English is incredibly variable and convoluted.  With the primary influence of more than a dozen languages and secondary influence of hundreds of others, it should not be surprising to know that “a” can be said at least six distinct ways and the “long a” sound can be spelled more than 35 ways. As expert practitioners, we can’t agree on the number of phonemes in the English language. And we have identified almost 600 orthographic patterns–not just the hundred or so that we teach. How can such a complicated language be distilled to “14 easy rules” to memorize?

When we approach encoding and decoding with rules, we set the Learner up to “memorize” – which is a very limited and ineffectual approach to learning.

When we approach encoding and decoding as a cognitive process that involves understanding probabilities and possibilities, we establish the logic of the hierarchical structure and give them tools to navigate that structure for any word – not just the words that follow the rules.
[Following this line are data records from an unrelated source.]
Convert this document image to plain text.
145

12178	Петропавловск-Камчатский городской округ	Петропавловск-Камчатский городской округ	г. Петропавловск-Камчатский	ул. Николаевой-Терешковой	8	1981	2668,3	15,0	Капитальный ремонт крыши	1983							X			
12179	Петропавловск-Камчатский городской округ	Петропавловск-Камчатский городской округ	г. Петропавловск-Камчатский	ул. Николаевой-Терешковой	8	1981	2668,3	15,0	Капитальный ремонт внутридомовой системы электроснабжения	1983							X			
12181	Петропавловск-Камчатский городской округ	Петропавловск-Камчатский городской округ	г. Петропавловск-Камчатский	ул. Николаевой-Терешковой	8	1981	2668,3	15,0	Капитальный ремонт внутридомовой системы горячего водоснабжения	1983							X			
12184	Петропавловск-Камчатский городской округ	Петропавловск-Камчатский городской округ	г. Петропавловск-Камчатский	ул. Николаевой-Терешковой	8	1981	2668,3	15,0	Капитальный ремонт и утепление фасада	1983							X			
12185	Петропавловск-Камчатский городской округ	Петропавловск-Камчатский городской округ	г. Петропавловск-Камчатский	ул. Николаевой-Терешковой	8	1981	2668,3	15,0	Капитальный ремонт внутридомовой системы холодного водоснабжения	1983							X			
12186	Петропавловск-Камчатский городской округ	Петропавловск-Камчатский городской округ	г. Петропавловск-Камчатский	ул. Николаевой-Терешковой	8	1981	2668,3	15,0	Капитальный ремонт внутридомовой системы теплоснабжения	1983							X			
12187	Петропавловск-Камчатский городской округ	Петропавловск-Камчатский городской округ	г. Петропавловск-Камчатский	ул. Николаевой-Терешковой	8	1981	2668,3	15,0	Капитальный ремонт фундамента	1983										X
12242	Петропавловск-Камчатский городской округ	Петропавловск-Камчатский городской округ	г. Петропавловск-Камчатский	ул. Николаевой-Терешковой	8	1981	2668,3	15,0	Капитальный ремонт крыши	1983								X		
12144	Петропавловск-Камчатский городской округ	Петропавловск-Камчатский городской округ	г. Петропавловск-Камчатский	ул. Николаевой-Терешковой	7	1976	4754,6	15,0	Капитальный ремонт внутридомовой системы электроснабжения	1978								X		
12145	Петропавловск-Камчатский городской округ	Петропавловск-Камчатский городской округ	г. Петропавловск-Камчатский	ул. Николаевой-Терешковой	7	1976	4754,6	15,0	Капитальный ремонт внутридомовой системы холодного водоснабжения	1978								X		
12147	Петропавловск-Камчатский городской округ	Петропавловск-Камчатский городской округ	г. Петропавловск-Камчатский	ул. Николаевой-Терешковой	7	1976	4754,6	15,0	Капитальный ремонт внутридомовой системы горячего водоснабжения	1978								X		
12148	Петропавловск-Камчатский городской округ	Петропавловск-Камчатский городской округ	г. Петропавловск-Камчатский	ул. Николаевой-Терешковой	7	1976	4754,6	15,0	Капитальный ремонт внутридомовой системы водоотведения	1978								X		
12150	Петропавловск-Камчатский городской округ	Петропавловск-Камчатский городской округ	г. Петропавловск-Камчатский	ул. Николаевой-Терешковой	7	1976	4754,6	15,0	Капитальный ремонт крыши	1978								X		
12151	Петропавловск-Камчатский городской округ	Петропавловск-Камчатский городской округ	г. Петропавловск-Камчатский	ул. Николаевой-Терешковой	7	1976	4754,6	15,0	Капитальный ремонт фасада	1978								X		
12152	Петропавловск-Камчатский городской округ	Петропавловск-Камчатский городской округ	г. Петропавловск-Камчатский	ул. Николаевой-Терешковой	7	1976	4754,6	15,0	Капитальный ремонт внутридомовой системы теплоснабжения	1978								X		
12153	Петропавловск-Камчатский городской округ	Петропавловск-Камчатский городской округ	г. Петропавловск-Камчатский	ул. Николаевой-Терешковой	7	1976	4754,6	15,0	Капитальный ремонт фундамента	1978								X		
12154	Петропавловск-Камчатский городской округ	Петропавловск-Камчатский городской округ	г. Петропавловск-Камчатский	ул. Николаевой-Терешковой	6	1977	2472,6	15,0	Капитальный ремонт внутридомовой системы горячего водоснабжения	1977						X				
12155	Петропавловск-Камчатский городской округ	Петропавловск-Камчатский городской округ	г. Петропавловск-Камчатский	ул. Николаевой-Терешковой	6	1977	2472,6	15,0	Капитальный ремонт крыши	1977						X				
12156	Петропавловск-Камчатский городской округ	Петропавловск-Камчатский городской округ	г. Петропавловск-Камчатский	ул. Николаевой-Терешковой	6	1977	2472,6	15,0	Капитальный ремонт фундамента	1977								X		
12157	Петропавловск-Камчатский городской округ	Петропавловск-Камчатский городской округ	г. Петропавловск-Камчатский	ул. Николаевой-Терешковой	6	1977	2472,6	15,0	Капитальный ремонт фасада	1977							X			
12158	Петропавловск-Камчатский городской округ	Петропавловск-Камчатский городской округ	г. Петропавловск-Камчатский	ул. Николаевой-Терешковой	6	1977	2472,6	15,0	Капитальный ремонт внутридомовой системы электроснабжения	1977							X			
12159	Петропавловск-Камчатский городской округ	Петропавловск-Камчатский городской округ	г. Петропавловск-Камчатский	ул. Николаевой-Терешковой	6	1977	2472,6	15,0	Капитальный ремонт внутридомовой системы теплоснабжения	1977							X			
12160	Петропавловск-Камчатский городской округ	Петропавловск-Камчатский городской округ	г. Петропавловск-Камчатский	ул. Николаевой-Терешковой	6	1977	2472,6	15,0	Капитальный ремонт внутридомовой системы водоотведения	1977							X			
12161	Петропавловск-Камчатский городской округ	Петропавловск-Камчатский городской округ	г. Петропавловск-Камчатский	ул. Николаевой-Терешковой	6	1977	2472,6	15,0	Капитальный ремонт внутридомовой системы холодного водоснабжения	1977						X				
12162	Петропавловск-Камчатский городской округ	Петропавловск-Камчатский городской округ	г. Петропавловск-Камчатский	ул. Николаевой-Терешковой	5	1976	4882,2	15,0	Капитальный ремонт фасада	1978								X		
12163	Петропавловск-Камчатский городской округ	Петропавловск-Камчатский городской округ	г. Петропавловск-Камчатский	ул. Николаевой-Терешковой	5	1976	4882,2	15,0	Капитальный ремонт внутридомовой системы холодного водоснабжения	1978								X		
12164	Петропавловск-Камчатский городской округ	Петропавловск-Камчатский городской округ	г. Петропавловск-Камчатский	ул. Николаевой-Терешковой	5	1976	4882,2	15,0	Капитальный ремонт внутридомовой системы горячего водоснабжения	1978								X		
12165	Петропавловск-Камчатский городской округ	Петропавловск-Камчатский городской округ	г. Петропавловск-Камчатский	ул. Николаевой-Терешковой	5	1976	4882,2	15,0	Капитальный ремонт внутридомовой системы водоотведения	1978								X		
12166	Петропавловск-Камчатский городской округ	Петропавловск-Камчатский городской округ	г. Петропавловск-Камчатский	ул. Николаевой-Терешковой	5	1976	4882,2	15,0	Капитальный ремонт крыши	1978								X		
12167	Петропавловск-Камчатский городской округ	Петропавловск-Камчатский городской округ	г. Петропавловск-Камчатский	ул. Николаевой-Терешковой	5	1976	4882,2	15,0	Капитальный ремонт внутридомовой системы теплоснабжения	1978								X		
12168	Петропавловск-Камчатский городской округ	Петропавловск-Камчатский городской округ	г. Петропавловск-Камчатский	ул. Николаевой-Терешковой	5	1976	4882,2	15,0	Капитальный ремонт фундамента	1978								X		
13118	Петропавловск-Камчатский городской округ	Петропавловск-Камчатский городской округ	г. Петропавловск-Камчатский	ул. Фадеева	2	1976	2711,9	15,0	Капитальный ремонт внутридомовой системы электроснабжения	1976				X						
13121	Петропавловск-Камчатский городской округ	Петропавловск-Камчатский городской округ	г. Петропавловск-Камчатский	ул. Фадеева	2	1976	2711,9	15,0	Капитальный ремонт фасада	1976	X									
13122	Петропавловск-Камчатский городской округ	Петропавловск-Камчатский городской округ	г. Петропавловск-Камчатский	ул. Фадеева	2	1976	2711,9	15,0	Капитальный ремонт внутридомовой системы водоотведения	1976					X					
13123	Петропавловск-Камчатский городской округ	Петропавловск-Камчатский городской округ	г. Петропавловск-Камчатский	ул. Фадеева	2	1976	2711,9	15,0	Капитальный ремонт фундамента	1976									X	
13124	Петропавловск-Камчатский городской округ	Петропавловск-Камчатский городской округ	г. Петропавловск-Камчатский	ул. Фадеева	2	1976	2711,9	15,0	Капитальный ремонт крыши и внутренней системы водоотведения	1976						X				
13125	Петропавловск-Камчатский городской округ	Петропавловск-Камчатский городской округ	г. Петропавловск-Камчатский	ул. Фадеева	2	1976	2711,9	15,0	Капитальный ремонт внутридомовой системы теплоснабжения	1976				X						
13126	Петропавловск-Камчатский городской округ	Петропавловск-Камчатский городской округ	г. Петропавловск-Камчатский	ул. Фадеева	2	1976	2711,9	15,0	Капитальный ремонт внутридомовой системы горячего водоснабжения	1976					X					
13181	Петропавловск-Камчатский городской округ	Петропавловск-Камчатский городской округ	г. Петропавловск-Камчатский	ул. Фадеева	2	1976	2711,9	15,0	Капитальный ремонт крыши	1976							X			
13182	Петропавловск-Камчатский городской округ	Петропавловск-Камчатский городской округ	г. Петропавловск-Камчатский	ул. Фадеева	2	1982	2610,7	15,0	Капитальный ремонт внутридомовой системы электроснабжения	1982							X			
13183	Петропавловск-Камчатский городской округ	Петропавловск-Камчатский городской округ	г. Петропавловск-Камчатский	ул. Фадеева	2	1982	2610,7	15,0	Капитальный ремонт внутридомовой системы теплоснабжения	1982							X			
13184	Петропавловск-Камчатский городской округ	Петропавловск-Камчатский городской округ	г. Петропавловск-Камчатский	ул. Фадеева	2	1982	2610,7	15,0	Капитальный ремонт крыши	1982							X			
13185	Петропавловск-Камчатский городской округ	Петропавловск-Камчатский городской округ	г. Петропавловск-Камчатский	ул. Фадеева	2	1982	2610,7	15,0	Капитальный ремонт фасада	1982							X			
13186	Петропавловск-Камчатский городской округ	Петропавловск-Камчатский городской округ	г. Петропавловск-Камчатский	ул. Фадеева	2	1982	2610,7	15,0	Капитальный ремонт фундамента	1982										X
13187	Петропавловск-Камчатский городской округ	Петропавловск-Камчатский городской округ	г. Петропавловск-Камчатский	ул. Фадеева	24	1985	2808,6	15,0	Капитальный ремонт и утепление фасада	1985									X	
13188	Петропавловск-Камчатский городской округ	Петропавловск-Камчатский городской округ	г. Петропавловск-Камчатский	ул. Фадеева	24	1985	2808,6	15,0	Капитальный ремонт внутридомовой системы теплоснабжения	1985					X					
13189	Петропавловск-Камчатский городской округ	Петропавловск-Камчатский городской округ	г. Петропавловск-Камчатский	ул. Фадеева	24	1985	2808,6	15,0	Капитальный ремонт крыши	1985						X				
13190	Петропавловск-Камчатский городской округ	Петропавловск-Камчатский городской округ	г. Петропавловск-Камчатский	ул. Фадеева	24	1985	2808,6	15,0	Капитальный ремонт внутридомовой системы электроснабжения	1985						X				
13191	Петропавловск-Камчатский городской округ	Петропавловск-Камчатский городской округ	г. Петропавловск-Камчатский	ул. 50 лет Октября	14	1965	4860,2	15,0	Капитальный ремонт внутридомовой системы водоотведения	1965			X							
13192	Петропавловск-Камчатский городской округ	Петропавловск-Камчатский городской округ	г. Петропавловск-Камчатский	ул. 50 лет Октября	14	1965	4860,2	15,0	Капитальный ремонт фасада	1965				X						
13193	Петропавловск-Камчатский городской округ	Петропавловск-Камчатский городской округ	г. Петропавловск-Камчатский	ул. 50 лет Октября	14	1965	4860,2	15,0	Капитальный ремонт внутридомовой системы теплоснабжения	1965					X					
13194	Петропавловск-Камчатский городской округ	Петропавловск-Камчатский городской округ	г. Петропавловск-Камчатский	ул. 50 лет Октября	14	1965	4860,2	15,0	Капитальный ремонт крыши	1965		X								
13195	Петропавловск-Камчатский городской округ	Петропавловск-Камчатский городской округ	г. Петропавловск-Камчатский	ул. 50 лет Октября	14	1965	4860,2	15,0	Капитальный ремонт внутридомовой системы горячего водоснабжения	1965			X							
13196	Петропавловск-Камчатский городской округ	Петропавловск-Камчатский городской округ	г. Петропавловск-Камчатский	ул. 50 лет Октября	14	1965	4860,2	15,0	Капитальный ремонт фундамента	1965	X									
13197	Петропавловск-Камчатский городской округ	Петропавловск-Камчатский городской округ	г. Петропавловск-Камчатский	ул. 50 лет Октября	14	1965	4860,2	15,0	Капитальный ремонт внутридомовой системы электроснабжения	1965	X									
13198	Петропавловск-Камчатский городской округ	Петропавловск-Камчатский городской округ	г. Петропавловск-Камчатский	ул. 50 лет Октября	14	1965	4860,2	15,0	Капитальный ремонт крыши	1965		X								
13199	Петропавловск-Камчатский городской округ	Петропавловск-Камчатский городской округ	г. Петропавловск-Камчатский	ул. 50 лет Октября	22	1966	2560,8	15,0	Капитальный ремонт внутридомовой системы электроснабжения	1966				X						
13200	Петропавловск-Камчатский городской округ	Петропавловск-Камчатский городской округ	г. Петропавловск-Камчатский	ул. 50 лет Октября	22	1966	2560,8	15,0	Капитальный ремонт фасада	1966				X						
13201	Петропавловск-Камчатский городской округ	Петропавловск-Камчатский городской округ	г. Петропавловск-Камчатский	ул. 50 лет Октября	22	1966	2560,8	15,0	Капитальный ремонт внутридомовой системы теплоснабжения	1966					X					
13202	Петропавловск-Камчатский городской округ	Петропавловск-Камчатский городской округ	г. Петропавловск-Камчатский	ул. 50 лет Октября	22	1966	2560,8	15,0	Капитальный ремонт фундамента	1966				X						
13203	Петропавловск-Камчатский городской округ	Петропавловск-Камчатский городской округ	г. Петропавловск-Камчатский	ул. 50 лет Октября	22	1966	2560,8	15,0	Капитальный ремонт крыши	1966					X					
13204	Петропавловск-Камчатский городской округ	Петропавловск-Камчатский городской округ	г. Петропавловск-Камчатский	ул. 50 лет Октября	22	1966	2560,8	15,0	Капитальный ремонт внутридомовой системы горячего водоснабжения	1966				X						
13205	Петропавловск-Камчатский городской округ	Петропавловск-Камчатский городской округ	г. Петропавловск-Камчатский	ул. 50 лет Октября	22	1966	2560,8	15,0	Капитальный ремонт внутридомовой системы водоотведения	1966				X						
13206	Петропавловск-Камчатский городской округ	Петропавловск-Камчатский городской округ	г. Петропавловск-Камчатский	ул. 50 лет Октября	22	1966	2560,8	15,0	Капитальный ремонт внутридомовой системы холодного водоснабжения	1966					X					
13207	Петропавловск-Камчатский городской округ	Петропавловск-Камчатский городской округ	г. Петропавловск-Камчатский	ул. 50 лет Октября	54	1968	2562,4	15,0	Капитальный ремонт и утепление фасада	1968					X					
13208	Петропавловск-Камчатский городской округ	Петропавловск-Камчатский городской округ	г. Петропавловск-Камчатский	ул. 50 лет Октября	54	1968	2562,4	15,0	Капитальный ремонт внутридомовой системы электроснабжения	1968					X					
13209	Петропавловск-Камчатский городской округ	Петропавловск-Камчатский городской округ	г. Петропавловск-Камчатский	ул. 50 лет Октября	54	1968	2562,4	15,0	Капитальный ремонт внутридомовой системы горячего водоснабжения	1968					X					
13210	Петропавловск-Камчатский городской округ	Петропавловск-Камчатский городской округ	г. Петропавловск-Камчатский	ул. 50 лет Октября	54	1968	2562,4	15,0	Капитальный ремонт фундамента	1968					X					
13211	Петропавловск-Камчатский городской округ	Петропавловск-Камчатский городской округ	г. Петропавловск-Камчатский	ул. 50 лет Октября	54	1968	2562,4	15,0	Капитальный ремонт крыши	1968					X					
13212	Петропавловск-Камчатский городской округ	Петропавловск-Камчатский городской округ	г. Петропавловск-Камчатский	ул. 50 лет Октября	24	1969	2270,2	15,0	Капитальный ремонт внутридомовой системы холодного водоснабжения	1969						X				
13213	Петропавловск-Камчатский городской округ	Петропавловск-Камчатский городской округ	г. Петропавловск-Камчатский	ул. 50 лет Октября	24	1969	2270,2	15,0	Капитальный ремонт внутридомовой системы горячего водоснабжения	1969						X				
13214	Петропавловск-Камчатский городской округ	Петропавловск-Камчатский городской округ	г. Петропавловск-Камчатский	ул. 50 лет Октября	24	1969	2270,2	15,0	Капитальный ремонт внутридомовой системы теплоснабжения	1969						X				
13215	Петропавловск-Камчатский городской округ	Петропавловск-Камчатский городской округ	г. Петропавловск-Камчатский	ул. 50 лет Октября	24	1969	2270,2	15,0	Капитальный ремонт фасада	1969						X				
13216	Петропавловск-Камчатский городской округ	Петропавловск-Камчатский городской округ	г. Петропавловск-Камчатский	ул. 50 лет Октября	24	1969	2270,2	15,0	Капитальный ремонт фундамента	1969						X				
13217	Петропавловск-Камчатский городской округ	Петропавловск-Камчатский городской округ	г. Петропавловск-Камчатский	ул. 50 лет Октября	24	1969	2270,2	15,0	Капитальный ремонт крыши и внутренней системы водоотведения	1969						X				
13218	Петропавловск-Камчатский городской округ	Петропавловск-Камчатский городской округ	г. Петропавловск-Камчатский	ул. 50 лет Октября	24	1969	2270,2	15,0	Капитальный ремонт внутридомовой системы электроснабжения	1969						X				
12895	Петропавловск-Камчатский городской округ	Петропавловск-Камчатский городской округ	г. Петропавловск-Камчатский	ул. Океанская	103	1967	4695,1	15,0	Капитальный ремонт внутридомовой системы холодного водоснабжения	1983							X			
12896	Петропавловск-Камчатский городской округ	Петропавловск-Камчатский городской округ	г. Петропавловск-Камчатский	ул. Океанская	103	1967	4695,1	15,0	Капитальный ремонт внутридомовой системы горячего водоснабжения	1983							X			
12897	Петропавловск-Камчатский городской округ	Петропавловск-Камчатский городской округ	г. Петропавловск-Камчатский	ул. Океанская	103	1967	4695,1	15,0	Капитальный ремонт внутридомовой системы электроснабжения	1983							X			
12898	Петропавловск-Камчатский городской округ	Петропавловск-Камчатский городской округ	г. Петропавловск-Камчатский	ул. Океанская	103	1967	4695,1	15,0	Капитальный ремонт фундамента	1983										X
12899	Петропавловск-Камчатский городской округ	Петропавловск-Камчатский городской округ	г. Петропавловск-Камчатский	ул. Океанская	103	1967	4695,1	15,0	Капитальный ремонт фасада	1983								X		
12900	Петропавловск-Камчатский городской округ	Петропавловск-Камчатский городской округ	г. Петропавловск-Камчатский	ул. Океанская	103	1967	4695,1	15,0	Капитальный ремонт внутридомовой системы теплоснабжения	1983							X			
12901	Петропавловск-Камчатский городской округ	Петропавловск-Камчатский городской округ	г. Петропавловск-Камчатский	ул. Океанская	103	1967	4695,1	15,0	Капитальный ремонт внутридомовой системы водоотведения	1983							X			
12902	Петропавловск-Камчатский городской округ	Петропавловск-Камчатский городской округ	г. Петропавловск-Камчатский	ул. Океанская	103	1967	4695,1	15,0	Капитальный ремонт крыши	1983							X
This requires that we prepare Learners for the challenge that lies ahead in recognizing possibilities and probabilities–instead of promising them an easy process.

In being honest about the hard work to be done, we do two things: 1) we maintain a sense of integrity and confidence about the approach; 2) we respectfully acknowledge why encoding and decoding is vastly complicated.  This removes the Learner’s burden of feeling that one needs to simply “try harder” or “be smarter.” “Ugh…there are only 14 rules and I still don’t get it…”

A perfect example of why rules don’t work is the schwa rule.  

It is more helpful to let the learner know that schwa can possibly appear in one syllable words and accented syllables – but that most of the time, it appears in multisyllable words and in unaccented syllables.

“The” and “a” both have schwas.  The schwa can also appear in accented syllable. In fact, a schwa appears in the first accented syllable of banana–one of the examples used in the rule!  

Treating schwas like a rule doesn’t work. To call a observable pattern a rule is to suggest a level of consistency that does not exist in English.  Many rules are merely the most common patterns. Other patterns, as well as exceptions, often exist.

Instead of asking “What is the schwa rule?”, it is cognitively more appropriate – and therefore a richer and more effective learning experience – to teach the Learner about the possibilities and probabilities of schwa.  Then, ask the Learner the highest probabilities of when the schwa will inherently implying that there are occasions when this occurs.

It makes sense to question why we distill the logic of English into over simplified rules.  It makes more sense to to discuss possibilities and probabilities that prepare Learners for the complex thought and effort of encoding and decoding.  It is not that they can’t grasp a mere 14 rules.